I also couldn't imagine myself putting a pillow between my legs and trying to sleep in a stimulated way. A lot has been said about how the video for sisters isn't written from a woman's perspective, which is true, but how much is the man's really? It's as if it were written by aliens who are guessing what a man might do, because these are not things that sound practical, appealing or effective. The thing about wearing underwear that's so tight it masturbates for you was . . . Is that even scientifically possible? Seriously? Why would I even want to do that while I'm out and about, it would be messy and uncomfortable?
But then that got me to think about when I was younger and felt the constant guilt that came from masturbation. There's a reason surveys show that virtually 100% of males masturbate, because it's natural. I spent my teenage years and young adulthood in a vicious cycle. I know that no man will ever explode from not doing it, the most you'll get is a little tender and wet dreams will take care of part of the load (not all of it) eventually, but that's not the worst part. Refraining from masturbation literally affects mental health. The mental tension was so great that I couldn't concentrate, I wasn't productive and overly restless and stressed. Then as always after an extended period I would masturbate and IMMEDIATLY feel not just relief, but I felt like myself again. That little detail was out of the way, and I was again interested in art, creativity, humor and other enjoyable things in life. It was like a necessary mental reset, but it was always clouded by the guilt. And as the years dragged on the more I knew I was going to be killed at Armageddon.
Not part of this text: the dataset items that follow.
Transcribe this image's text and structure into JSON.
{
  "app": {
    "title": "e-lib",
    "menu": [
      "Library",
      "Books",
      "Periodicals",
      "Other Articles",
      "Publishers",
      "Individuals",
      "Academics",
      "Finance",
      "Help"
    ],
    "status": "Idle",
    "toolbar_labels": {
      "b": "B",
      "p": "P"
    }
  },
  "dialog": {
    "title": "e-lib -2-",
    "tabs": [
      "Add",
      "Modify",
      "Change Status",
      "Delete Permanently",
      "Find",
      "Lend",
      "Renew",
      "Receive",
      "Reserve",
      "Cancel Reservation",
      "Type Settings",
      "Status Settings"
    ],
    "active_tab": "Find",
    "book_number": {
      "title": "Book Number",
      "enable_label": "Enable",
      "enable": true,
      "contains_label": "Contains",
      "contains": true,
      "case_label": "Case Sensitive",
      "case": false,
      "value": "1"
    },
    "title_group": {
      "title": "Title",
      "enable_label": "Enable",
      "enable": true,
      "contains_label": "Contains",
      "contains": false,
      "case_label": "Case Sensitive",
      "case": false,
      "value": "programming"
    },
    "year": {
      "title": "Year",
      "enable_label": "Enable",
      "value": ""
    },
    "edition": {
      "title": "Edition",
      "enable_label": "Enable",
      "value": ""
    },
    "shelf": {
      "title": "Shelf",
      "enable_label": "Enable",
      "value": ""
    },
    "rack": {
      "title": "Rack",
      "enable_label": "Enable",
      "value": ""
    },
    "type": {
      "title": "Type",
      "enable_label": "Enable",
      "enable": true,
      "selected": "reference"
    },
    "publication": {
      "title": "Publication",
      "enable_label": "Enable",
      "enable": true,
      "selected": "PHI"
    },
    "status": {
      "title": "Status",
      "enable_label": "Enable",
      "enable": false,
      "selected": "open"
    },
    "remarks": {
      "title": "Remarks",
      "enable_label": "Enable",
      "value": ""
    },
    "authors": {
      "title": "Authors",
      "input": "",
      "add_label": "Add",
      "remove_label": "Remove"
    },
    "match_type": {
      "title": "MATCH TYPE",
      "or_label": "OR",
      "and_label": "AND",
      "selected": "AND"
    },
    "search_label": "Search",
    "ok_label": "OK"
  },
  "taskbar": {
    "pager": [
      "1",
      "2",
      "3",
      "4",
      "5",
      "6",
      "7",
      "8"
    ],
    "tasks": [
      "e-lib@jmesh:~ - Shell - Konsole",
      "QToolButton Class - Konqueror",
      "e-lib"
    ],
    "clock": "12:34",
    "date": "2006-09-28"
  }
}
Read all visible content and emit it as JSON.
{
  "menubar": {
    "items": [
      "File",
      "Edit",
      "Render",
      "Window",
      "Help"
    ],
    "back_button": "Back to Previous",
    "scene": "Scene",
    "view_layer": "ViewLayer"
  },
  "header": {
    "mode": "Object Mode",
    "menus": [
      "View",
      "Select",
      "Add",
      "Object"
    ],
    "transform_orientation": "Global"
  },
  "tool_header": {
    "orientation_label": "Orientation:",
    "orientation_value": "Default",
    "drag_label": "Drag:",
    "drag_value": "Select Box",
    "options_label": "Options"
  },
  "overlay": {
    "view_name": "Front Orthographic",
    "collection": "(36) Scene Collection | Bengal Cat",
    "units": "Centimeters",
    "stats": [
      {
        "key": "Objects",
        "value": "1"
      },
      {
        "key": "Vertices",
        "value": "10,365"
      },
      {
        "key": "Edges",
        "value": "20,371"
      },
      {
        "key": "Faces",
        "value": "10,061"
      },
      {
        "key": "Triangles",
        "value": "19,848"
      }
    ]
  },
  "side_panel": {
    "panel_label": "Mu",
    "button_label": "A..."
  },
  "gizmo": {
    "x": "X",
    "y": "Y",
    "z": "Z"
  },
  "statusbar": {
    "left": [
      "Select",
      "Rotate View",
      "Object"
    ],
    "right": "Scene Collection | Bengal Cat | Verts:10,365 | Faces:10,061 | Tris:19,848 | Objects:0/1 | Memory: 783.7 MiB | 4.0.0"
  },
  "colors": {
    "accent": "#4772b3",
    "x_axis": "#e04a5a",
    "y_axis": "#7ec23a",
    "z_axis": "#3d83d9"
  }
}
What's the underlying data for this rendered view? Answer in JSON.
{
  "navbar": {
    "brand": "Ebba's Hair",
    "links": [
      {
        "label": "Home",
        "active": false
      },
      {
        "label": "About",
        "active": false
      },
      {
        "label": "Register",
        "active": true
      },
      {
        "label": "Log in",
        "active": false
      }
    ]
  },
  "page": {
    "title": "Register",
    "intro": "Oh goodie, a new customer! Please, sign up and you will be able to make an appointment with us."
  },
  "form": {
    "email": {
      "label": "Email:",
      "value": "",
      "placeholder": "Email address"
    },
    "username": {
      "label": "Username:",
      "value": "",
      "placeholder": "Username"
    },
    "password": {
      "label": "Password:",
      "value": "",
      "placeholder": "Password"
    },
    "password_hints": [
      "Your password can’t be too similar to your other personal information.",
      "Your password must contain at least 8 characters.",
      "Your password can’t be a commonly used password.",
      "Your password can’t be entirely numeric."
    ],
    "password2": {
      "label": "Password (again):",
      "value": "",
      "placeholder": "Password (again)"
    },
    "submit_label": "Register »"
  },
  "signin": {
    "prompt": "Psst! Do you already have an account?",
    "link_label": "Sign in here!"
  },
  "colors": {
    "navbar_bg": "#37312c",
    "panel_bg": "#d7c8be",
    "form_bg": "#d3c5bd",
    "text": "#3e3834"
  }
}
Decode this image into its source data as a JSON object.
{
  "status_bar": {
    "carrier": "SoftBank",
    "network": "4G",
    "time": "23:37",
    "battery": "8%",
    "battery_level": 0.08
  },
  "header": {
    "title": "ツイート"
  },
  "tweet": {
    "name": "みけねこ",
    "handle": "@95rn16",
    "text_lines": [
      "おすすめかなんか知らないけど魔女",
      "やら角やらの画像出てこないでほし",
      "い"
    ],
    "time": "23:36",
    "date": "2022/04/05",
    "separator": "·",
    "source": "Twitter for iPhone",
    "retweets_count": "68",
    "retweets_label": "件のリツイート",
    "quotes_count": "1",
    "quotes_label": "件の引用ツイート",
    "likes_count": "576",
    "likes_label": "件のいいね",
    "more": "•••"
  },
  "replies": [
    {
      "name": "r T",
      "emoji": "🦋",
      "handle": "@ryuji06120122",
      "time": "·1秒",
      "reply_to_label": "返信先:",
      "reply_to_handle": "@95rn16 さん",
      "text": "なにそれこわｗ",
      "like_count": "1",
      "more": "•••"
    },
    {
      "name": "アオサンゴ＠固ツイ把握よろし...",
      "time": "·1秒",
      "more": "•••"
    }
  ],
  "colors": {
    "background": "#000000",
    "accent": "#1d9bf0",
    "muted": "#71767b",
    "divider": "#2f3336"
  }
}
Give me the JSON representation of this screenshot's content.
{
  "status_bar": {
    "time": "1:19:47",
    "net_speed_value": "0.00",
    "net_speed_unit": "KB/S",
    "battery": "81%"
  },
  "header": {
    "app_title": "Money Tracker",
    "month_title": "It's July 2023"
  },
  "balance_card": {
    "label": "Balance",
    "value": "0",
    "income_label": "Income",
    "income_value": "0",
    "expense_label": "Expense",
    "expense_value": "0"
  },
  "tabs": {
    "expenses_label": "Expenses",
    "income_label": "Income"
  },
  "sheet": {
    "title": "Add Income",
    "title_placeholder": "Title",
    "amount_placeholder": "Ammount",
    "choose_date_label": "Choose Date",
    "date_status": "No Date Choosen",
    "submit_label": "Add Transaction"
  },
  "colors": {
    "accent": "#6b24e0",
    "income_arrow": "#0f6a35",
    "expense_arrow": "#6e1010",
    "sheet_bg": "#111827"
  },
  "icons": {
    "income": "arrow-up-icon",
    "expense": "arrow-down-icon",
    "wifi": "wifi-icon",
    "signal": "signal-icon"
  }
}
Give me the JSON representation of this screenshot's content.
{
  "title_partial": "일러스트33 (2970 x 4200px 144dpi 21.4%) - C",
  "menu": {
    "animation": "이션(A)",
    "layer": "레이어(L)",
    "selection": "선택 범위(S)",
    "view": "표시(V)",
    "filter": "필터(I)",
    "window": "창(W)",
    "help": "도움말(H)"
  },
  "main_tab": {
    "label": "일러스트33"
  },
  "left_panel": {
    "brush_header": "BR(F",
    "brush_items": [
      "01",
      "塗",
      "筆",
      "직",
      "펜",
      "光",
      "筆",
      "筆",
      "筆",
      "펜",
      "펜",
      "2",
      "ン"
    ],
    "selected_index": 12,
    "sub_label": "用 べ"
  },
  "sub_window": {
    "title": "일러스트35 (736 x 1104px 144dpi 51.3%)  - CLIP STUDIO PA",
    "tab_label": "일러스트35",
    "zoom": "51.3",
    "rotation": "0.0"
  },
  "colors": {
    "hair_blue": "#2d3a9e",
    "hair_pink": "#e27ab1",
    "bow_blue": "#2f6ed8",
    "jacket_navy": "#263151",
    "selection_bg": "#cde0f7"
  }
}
So ironically, my mind was ruled by sex AS A DIRECT RESULT of forcing myself not to masturbate, and that's exactly the kind of failure that these Bethelites are being set up for. When I heard the scenario of a sister 'adopted' by an older couple and getting to chummy with he husband, I immediately thought of Rose Ball and Chuck Russell, and I was glad to hear that Cedars review made the same correlation. Ralph Walls delivers his lines with confidence, piercing eyes and a good poker face. Gary Breaux on the other hand is comedy gold. He is so obviously embarrassed and he even winces from time to time and overcompensates when reading the most sordid lines in the script.
One final thought: There's no question these videos are almost 1 hour of weird, but maybe they're not as weird as they seem. Let me explain. I've read from multiple sources that Nathan Knorr would give a talk to all new Bethelites about masturbation and homosexuality, so that makes me wonder: Has this been done at Bethel VERBALLY ever since the 1950's? Maybe this is just the first time it's been documented on video, but perhaps the general content was always on the informal 'curriculum' of Bethel Entrant's School? Are there any former Bethelites here who could shed light on that?